Evaluating Continuous Data with Parametric and Nonparametric Tests
Continuous data consists of measurements recorded on a scale, such as white blood cell count, blood pressure, or temperature. There are two types of statistical tests that are appropriate for continuous data -- parametric tests and nonparametric tests.
Parametric tests are suitable for normally distributed data.
Nonparametric tests are suitable for any continuous data, based on ranks of the data values. Because of this, nonparametric tests are independent of the scale and the distribution of the data.
Choosing Between Parametric and Nonparametric Tests
Deciding whether to use a parametric or nonparametric test depends on the normality of the data that you are working with.
Therefore, the first step in making this decision is to check normality.
One option is to perform a simple check based on a histogram.
A histogram is simply a frequency plot of the values being witnessed in a dataset. For example, if researchers were interested in temperature, they could examine a histogram that displays the frequencies of each temperature occurring in their sample data.
If your histogram is roughly symmetrical, it is safe to assume that the data is relatively normally distributed, and a parametric test will be appropriate.
If the histogram is not symmetrical, then a nonparametric test will be more appropriate.
It should be noted that checking normality of data produced by smaller samples can be difficult.
Sometimes with a small sample, the data displayed in a histogram will be obviously asymmetrical, but there are certainly occasions in which it is impossible to tell.
This is because with a small sample, the histogram may not be smooth even if the data are normal. There might not be any significant evidence of symmetry or asymmetry, which can make it difficult to determine whether the data are normal or not.
However, one way to get around this obstacle is to leverage instances in which the same measurements have been measured from a previous, larger sample in an earlier study.
If data is found to be normal in previous studies using larger samples, it’s safe to assume your data will be normal as well.
If Your Data is Not Normal, There Are Steps You Can Take
If your data is not normal, there are a few steps you can take prior to performing a nonparametric test.
If your data has a generally skewed distribution, you could consider a transformation of the data.
When data is significantly skewed in one direction or the other, sometimes there are patterns that can be observed. By observing these patterns, you can then reframe your histogram so that the patterns are accounted for, and the histogram displays more normality.
If non-normality is due to outliers, it’s best to consider whether or not their deletion could be justified.
If the outliers are significantly distant from the mean, it’s best to further investigate them to see if they are a result of an error in your data collection, or if they even hold much context to your study. If they don’t hold context, it’s fine to remove them from your dataset so that your histogram displays more normality.
Another option here is to simply perform your analysis without considering the outliers, and then perform the analysis again while considering the outliers.

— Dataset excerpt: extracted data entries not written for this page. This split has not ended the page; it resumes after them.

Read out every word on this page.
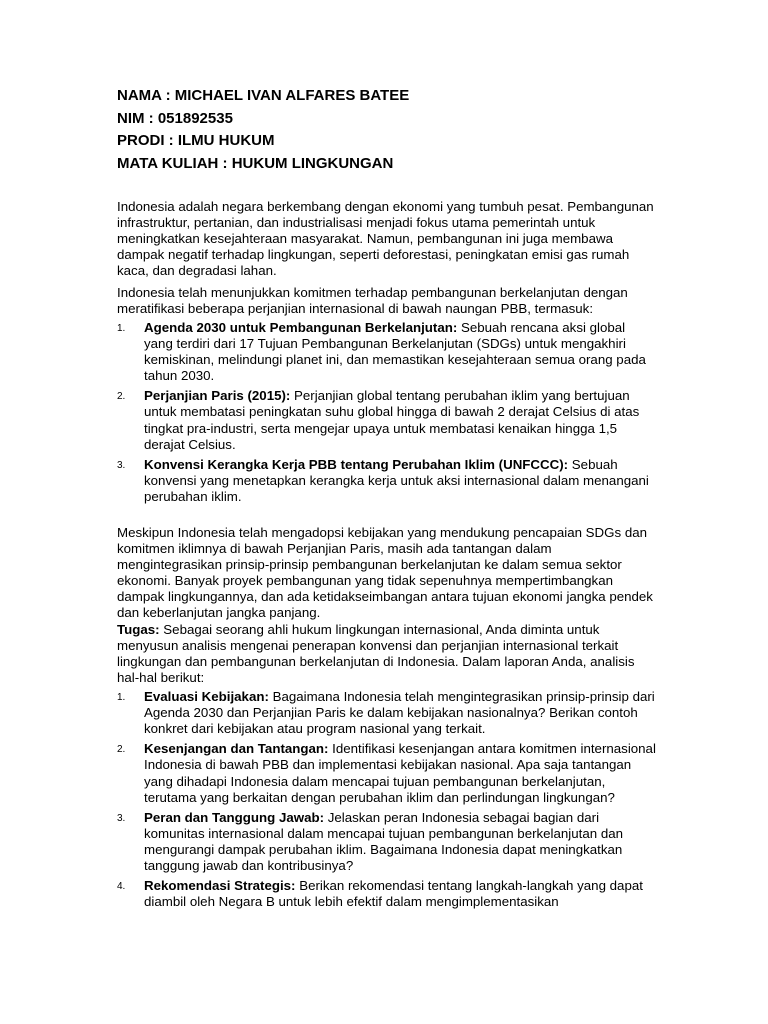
NAMA : MICHAEL IVAN ALFARES BATEE
NIM : 051892535
PRODI : ILMU HUKUM
MATA KULIAH : HUKUM LINGKUNGAN

Indonesia adalah negara berkembang dengan ekonomi yang tumbuh pesat. Pembangunan infrastruktur, pertanian, dan industrialisasi menjadi fokus utama pemerintah untuk meningkatkan kesejahteraan masyarakat. Namun, pembangunan ini juga membawa dampak negatif terhadap lingkungan, seperti deforestasi, peningkatan emisi gas rumah kaca, dan degradasi lahan.

Indonesia telah menunjukkan komitmen terhadap pembangunan berkelanjutan dengan meratifikasi beberapa perjanjian internasional di bawah naungan PBB, termasuk:

1. Agenda 2030 untuk Pembangunan Berkelanjutan: Sebuah rencana aksi global yang terdiri dari 17 Tujuan Pembangunan Berkelanjutan (SDGs) untuk mengakhiri kemiskinan, melindungi planet ini, dan memastikan kesejahteraan semua orang pada tahun 2030.
2. Perjanjian Paris (2015): Perjanjian global tentang perubahan iklim yang bertujuan untuk membatasi peningkatan suhu global hingga di bawah 2 derajat Celsius di atas tingkat pra-industri, serta mengejar upaya untuk membatasi kenaikan hingga 1,5 derajat Celsius.
3. Konvensi Kerangka Kerja PBB tentang Perubahan Iklim (UNFCCC): Sebuah konvensi yang menetapkan kerangka kerja untuk aksi internasional dalam menangani perubahan iklim.

Meskipun Indonesia telah mengadopsi kebijakan yang mendukung pencapaian SDGs dan komitmen iklimnya di bawah Perjanjian Paris, masih ada tantangan dalam mengintegrasikan prinsip-prinsip pembangunan berkelanjutan ke dalam semua sektor ekonomi. Banyak proyek pembangunan yang tidak sepenuhnya mempertimbangkan dampak lingkungannya, dan ada ketidakseimbangan antara tujuan ekonomi jangka pendek dan keberlanjutan jangka panjang.

Tugas: Sebagai seorang ahli hukum lingkungan internasional, Anda diminta untuk menyusun analisis mengenai penerapan konvensi dan perjanjian internasional terkait lingkungan dan pembangunan berkelanjutan di Indonesia. Dalam laporan Anda, analisis hal-hal berikut:

1. Evaluasi Kebijakan: Bagaimana Indonesia telah mengintegrasikan prinsip-prinsip dari Agenda 2030 dan Perjanjian Paris ke dalam kebijakan nasionalnya? Berikan contoh konkret dari kebijakan atau program nasional yang terkait.
2. Kesenjangan dan Tantangan: Identifikasi kesenjangan antara komitmen internasional Indonesia di bawah PBB dan implementasi kebijakan nasional. Apa saja tantangan yang dihadapi Indonesia dalam mencapai tujuan pembangunan berkelanjutan, terutama yang berkaitan dengan perubahan iklim dan perlindungan lingkungan?
3. Peran dan Tanggung Jawab: Jelaskan peran Indonesia sebagai bagian dari komunitas internasional dalam mencapai tujuan pembangunan berkelanjutan dan mengurangi dampak perubahan iklim. Bagaimana Indonesia dapat meningkatkan tanggung jawab dan kontribusinya?
4. Rekomendasi Strategis: Berikan rekomendasi tentang langkah-langkah yang dapat diambil oleh Negara B untuk lebih efektif dalam mengimplementasikan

If the normality of your data is clearly in doubt, parametric tests will lead to seriously confusing data insights. Instead, when the normality of your data is in doubt, it’s time to resort to nonparametric tests.
If Your Data is Normal, Use a Parametric Test
The following statistical analyses can be applied to data that is assumed to have a normal distribution:
- Regression Analysis
- Correlation Coefficient
If Your Data Is Not Normal, Use a Nonparametric Test
The following statistical analyses can be applied to data that does not have a normal distribution:
- 1-sample sign test
- 1-sample Wilcoxon Signed Rank test
- Friedman test
- Kruskal-Wallis test
- Mann-Whitney test
- Mood’s Median test
- Spearman Rank Correlation
Key Takeaways to Remember About Parametric and Nonparametric Tests
The decision of whether to use a parametric or nonparametric test often depends on whether the mean or median more accurately represents the center of your data set’s distribution.
If the mean more accurately represents the center of the distribution of your data, and your sample size is large enough, use a parametric test.
If the median more accurately represents the center of the distribution of your data, use a nonparametric test even if you have a large sample size.
Lastly, if you are forced to use a small sample size, you might also be forced to use a nonparametric test. You’ll need to consider going out and collecting further data if you are set on using parametric tests!